Pegula, Rybakina set up Open semi-final clash

American Jessica Pegula is through to her first Australian Open semi-final. (James Ross/AAP PHOTOS)

Jessica Pegula has further embellished her reputation as the scourge of her countrywomen by sending frustrated fellow American Amanda Anisimova packing in the Australian Open quarter-finals.

The No.6 seed won 6-2 7-6 (7-1) on Wednesday to advance to the last four at Melbourne Park for the first time, where she will meet 2022 Wimbledon champ Elena Rybakina.

The No.5 seed from Kazakhstan smashed down 11 aces in a comprehensive 7-5 6-1 victory over disappointing second seed Iga Swiatek from Poland.

Pegula has now won 14 of her past 15 matches against her compatriots, including straight-sets wins over McCartney Kessler, defending champ Madison Keys and now Anisimova at the 2026 AO.

The 24-year-old Anisimova did herself no favours with a string of untimely double faults late in the second set, before Pegula went up another gear in the tiebreaker.

Amanda Anisimova
Amanda Anisimova got visibly frustrated late in her loss to Jessica Pegula. (James Ross/AAP PHOTOS)

"It's awesome," said Pegula.

"I've been able to go deeper at the US Open in the last couple of years, but here was the first slam that I really broke through at.

"And I was a three and then four-time quarter-finalist.

"It felt that it had to be coming to get into the semis because I feel like I play some really good tennis here and I like the conditions."

Anisimova got visibly frustrated as the unforced errors mounted up in the second set.

She reached her maiden grand slam finals in 2025 at Wimbledon and the US Open, while this year's run to the last eight was her best return in seven attempts at Melbourne Park.

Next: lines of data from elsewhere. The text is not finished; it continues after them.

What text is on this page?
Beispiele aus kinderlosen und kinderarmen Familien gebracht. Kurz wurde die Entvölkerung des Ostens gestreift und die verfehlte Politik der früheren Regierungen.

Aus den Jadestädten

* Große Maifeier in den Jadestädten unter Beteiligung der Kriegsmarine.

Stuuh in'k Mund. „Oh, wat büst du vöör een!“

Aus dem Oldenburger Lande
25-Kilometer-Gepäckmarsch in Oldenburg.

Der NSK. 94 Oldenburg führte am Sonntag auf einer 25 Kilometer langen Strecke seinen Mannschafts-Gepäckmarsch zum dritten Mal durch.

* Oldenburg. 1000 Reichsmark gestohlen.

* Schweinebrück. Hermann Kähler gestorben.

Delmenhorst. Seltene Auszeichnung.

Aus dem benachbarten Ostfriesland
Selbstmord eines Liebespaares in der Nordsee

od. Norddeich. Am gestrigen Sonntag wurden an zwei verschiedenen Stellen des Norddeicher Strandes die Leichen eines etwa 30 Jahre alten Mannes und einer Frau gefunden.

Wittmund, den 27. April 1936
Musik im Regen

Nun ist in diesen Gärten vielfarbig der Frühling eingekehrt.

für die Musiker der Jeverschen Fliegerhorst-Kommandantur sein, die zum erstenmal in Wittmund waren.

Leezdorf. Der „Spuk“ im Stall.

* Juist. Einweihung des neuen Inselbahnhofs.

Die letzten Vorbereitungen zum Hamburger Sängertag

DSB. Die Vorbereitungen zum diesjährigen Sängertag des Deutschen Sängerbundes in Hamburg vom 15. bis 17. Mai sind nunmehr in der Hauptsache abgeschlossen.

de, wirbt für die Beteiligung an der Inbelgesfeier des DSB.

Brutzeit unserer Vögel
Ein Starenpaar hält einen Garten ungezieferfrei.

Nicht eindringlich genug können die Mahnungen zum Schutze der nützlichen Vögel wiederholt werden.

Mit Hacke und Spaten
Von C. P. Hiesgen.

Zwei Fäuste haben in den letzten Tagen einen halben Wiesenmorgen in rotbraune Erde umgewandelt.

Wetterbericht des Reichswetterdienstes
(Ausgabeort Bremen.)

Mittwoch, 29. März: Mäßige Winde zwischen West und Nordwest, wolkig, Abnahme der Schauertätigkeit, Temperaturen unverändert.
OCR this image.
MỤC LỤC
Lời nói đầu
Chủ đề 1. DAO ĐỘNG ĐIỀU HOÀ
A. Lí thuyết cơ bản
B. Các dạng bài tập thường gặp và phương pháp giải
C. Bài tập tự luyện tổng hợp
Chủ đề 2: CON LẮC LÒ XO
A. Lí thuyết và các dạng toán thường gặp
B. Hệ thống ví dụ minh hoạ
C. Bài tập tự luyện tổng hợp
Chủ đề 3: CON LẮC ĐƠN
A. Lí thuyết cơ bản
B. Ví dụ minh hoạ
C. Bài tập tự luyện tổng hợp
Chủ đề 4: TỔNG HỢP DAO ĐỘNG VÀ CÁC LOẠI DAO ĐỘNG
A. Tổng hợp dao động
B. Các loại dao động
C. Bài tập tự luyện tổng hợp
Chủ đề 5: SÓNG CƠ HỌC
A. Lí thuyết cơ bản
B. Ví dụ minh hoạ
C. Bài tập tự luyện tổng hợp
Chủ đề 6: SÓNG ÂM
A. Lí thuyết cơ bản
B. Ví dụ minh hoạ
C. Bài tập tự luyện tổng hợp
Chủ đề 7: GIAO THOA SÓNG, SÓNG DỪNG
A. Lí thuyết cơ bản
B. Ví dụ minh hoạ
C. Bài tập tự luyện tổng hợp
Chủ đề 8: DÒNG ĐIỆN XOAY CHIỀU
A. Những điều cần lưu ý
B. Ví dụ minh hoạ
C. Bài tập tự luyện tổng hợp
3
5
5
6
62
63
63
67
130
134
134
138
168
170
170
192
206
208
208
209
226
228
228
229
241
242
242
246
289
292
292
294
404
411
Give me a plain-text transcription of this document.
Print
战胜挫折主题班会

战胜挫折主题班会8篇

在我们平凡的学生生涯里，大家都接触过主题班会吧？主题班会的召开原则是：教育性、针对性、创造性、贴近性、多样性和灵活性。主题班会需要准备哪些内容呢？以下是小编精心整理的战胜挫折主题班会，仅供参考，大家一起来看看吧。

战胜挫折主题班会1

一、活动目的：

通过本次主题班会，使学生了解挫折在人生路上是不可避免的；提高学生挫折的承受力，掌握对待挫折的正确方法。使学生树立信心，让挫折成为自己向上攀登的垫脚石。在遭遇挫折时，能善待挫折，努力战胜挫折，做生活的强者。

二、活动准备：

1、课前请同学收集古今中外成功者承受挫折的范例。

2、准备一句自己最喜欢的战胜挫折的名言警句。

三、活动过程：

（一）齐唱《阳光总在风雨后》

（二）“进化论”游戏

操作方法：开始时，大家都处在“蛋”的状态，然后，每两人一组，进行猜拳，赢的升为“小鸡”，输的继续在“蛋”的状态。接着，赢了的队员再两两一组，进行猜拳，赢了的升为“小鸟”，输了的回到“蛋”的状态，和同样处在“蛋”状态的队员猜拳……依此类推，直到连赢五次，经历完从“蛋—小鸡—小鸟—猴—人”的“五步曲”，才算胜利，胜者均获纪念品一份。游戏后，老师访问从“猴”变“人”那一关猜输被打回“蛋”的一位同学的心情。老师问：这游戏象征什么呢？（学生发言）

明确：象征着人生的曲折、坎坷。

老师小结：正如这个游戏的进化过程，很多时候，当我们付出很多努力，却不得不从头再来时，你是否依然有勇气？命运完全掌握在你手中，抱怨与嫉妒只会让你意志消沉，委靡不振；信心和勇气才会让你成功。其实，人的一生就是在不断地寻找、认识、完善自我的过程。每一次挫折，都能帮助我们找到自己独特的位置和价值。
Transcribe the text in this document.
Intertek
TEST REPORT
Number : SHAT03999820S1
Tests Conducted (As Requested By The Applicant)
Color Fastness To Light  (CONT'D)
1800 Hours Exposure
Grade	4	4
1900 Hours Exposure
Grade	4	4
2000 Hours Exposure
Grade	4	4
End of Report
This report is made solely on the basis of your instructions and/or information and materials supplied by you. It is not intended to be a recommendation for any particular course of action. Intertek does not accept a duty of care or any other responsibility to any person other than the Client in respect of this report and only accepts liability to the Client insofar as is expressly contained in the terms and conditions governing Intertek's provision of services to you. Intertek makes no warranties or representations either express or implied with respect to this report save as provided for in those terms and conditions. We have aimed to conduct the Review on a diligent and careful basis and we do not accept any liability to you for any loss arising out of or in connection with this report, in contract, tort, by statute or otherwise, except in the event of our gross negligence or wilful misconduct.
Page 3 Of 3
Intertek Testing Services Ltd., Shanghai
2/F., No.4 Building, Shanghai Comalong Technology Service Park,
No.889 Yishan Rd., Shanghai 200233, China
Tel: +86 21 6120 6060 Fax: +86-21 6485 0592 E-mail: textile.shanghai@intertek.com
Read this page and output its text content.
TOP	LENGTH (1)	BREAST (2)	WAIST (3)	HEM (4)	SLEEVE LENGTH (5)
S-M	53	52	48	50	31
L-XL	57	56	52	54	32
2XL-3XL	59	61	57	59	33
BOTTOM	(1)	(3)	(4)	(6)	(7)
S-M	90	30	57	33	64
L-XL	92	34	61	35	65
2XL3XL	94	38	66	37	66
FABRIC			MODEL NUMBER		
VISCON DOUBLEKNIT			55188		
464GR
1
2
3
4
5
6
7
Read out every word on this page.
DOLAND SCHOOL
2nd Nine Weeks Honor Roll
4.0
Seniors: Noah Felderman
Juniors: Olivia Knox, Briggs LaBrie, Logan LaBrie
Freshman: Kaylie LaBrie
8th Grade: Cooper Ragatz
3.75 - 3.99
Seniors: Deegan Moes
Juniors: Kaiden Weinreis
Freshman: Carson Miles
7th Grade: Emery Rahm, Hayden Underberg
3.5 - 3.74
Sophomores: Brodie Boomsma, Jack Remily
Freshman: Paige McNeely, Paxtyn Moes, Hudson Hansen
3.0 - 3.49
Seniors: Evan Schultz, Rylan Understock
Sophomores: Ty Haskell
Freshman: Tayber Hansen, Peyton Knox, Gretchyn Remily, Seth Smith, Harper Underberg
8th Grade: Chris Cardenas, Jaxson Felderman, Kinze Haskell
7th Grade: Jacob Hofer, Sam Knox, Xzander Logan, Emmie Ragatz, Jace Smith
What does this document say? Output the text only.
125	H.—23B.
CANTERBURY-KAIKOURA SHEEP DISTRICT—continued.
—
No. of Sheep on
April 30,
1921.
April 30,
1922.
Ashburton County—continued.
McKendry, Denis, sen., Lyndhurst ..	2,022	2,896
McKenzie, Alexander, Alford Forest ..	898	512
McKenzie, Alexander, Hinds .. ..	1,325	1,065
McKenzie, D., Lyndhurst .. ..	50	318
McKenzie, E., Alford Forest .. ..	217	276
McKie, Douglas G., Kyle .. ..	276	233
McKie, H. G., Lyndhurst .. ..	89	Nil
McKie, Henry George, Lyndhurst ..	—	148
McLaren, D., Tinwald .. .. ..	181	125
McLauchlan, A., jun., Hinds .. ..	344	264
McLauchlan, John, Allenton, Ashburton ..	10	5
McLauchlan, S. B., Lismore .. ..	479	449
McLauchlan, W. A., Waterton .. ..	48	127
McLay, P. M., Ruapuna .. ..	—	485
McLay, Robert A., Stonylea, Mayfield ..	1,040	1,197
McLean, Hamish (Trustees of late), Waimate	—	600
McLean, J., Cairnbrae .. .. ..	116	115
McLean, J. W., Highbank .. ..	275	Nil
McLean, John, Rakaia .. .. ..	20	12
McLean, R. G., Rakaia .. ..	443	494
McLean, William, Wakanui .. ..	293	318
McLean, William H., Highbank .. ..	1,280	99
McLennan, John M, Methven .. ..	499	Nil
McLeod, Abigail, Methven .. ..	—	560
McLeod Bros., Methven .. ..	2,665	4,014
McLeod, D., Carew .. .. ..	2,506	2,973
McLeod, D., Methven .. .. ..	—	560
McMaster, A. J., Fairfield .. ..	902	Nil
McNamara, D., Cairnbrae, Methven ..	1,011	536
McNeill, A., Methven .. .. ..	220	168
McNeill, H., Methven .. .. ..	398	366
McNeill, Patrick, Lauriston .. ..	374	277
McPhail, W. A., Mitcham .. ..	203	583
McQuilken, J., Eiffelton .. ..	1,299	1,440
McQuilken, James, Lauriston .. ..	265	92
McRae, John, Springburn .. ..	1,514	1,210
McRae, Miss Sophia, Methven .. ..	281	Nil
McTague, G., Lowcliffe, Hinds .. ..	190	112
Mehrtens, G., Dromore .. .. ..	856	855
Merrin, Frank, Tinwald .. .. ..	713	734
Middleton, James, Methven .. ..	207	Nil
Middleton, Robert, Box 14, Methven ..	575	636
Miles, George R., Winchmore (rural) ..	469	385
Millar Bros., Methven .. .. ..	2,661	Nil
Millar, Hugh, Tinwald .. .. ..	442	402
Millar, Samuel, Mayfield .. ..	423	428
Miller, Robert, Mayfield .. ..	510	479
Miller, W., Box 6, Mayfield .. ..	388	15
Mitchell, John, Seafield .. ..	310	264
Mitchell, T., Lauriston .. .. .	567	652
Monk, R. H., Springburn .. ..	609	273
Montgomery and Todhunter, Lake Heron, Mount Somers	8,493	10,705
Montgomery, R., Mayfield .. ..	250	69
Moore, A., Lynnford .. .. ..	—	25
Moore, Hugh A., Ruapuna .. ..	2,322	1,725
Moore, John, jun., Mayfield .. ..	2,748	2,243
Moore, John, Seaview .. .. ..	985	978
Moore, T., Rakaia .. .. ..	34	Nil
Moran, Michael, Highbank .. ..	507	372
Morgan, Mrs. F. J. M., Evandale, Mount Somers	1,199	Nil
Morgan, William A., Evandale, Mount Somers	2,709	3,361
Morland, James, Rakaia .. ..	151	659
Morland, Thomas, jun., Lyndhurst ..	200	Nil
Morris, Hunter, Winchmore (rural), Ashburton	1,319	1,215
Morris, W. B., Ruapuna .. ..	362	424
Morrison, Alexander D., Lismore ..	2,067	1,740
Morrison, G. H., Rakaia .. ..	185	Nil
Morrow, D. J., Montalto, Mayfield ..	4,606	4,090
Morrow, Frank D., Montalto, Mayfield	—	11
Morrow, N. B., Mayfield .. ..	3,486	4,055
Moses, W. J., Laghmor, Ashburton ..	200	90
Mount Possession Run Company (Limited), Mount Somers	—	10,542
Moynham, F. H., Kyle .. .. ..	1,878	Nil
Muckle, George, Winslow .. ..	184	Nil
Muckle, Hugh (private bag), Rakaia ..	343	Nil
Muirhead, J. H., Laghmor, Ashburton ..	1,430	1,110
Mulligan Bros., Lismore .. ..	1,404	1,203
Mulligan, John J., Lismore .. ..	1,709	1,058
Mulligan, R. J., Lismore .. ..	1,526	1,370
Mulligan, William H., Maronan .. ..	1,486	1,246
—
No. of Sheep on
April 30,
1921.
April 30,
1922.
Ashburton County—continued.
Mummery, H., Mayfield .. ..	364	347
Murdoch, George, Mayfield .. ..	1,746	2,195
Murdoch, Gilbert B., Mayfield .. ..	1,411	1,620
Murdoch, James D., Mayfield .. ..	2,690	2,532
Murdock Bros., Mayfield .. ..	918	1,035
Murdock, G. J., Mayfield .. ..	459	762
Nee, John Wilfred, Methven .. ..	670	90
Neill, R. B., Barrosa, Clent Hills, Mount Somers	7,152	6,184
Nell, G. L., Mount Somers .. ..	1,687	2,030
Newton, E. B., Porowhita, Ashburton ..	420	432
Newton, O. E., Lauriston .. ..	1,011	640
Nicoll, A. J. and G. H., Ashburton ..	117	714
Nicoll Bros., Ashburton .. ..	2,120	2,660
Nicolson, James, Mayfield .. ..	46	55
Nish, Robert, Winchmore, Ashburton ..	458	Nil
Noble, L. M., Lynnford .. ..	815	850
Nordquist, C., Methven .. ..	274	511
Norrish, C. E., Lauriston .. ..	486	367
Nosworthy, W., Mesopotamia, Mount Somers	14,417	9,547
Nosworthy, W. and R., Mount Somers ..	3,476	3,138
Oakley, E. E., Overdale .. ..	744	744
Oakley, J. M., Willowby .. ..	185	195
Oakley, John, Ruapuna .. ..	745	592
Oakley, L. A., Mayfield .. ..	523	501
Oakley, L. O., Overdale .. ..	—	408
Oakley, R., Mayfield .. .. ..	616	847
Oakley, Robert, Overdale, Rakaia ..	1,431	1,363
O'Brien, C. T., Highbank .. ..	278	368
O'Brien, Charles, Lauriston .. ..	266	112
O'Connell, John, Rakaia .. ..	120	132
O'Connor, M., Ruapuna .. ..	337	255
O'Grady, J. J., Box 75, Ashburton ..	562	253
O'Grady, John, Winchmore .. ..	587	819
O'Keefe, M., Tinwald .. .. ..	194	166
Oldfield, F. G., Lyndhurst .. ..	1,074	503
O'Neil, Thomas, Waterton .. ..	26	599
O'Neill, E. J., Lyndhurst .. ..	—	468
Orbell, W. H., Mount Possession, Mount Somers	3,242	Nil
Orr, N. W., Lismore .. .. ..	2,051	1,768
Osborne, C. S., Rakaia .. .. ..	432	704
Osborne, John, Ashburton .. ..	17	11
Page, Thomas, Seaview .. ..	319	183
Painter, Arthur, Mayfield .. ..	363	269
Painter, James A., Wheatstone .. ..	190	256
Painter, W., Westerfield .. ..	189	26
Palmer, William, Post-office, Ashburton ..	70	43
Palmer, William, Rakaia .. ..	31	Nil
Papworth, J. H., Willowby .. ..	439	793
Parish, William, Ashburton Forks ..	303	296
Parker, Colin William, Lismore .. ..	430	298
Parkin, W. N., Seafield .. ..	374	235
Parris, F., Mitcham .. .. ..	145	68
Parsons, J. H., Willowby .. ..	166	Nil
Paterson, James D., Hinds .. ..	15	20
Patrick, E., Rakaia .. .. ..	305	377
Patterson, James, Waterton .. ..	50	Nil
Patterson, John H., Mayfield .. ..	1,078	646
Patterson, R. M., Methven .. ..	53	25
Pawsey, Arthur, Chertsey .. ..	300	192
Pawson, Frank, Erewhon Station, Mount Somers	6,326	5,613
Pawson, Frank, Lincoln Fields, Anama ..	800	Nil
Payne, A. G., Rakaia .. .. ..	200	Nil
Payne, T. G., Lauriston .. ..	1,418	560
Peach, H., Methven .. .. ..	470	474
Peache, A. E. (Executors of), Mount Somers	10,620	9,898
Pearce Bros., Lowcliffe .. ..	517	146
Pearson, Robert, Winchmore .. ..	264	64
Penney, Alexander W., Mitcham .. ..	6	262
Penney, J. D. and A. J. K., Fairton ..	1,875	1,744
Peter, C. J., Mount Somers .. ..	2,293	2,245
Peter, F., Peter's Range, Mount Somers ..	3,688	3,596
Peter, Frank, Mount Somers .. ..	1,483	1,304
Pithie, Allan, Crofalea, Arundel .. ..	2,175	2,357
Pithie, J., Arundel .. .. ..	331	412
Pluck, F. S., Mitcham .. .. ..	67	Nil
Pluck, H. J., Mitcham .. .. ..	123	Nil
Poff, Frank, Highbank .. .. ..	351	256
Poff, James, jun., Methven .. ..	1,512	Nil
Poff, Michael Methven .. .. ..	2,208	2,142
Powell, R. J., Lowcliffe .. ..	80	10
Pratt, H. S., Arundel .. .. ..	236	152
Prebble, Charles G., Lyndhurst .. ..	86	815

"As a player, you can be very irrational, and obviously I'm very grateful for the life that I have, the career I have, but you kind of lose your mind after matches like this," said Anisimova.

"I think that after a day like today, I'm going to completely lose all sense of rationality for, like, 48 hours, and that's just kind of what goes into working so hard for something and then you have matches and days like this."

In the earlier match, Rybakina again proved to be Swiatek's nemesis on the big stage, ending the world No.2's bid for a career grand slam with a straight-sets victory in the Australian Open quarter-finals.

Elena Rybakina
Elena Rybakina was dominant on serve against Iga Swiatek. (James Ross/AAP PHOTOS)

Fifth-seeded Rybakina reprised her comprehensive win over the the Polish superstar at last year's WTA Finals.

It levelled their career head-to-head record at 6-all, with the Kazakh also coming out on top at their previous meeting at Melbourne Park back in 2023, when she went on to lose the final to Aryna Sabalenka.

"We know each other pretty well and I was just trying to stay aggressive," said the 26-year-old Rybakina.

"I feel like in the first set for both of us, the first serve was not really working.

"So we were trying to step in on the second serve, put pressure on each other, and I think in the second I just started to play more free, served better.

"I'm just really happy with the win."

Elena Rybakina
Iga Swiatek cut an ever more downcast figure in her loss to Elena Rybakina. (James Ross/AAP PHOTOS)

Rybakina crunched down another 11 aces to take her tournament-leading tally to 35.

The Moscow-born talent dominated the winners' count 26-10 against the hugely disappointing Swiatek and also committed six less unforced errors.

Swiatek, 24, has six grand slam titles to her name - four of them coming at Roland Garros - but she will now be forced to wait at least one more year to complete the full set at the Australian Open.